Not only did Slow, the greatest rock and roll band of all time, somehow fail to top CBC’s list of the “best Canadian bands ever,” it did not even make the Top 100. Must be a typo. Also criminally overlooked: Ian and Sylvia. Not a band, you say? Tell that to CBC’s music people, who consider Kate and Anna McGarrigle to have been a band. (In which case, come to think of it, they should have topped the list.)
And speaking of Canada, I’d like to extend my annual shout-out to the late Jesse Winchester, for providing us with the most Canadian album title ever: Third Down, 110 to Go.

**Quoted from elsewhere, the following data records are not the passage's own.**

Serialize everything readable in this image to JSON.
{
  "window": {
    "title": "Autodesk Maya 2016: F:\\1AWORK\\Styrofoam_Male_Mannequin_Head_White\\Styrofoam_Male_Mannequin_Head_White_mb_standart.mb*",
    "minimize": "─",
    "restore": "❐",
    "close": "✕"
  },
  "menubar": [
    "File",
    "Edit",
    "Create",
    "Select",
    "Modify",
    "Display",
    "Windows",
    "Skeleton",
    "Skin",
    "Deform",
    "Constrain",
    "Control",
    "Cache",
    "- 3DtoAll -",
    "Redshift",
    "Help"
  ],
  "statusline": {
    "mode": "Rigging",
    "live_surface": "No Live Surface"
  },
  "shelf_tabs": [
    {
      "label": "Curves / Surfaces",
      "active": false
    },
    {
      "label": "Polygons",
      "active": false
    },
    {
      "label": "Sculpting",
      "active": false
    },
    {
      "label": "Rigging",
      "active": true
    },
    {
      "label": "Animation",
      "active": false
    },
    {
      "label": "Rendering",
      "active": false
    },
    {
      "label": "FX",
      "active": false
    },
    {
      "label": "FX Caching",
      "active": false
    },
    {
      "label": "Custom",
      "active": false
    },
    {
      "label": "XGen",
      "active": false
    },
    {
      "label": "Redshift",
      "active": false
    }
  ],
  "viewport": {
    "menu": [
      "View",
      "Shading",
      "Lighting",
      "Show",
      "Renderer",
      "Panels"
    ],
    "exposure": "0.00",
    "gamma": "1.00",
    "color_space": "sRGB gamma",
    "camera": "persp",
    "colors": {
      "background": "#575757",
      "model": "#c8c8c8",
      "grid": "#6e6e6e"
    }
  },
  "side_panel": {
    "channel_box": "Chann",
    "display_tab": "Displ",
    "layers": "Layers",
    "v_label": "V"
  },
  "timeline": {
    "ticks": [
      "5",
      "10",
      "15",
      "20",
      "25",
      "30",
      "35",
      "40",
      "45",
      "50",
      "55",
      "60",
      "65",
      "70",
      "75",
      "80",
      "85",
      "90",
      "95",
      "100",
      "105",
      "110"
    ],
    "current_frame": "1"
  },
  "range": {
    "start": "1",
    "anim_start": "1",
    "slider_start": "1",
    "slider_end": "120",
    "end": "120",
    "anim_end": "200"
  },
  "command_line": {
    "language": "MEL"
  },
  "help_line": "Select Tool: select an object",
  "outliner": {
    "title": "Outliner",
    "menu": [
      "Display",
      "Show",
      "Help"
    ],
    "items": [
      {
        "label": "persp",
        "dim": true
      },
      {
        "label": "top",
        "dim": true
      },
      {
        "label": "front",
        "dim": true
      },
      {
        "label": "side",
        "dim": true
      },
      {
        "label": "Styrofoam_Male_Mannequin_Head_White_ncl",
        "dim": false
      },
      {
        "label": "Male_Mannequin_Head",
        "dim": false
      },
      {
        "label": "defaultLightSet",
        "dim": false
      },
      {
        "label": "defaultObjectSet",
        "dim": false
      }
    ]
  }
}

Let’s see, what else? Here’s a CTV list of “10 moments to be proud of on Canada Day.” The second “moment” is the tunnel built by that guy in Toronto. Only in Canada, eh?
But enough about Canada. As we never tire of telling Americans, we’re a modest people.
Besides, we all know today’s topic of conversion is Apple.
For it is today that Apple’s new streaming service arrives to change the way we listen to music. Forever. Or, well, for now. Maybe. Apparently, its interactive nature extends to your being able to ask a question like, “What’s the Beatles’ best song?” and immediately hear it played. That’s good news for fans of Cry for a Shadow. And it’s all free for three months, even for Taylor Swift fans.
And speaking of the music biz, ask yourself this: Had home-taping been allowed to continue unchecked, would music be dead now?
I got all excited when our local paper led me to believe EMF would be playing a show in Ottawa this week. Turns out it was a reference to the Escapade Music Festival. Unbelievable.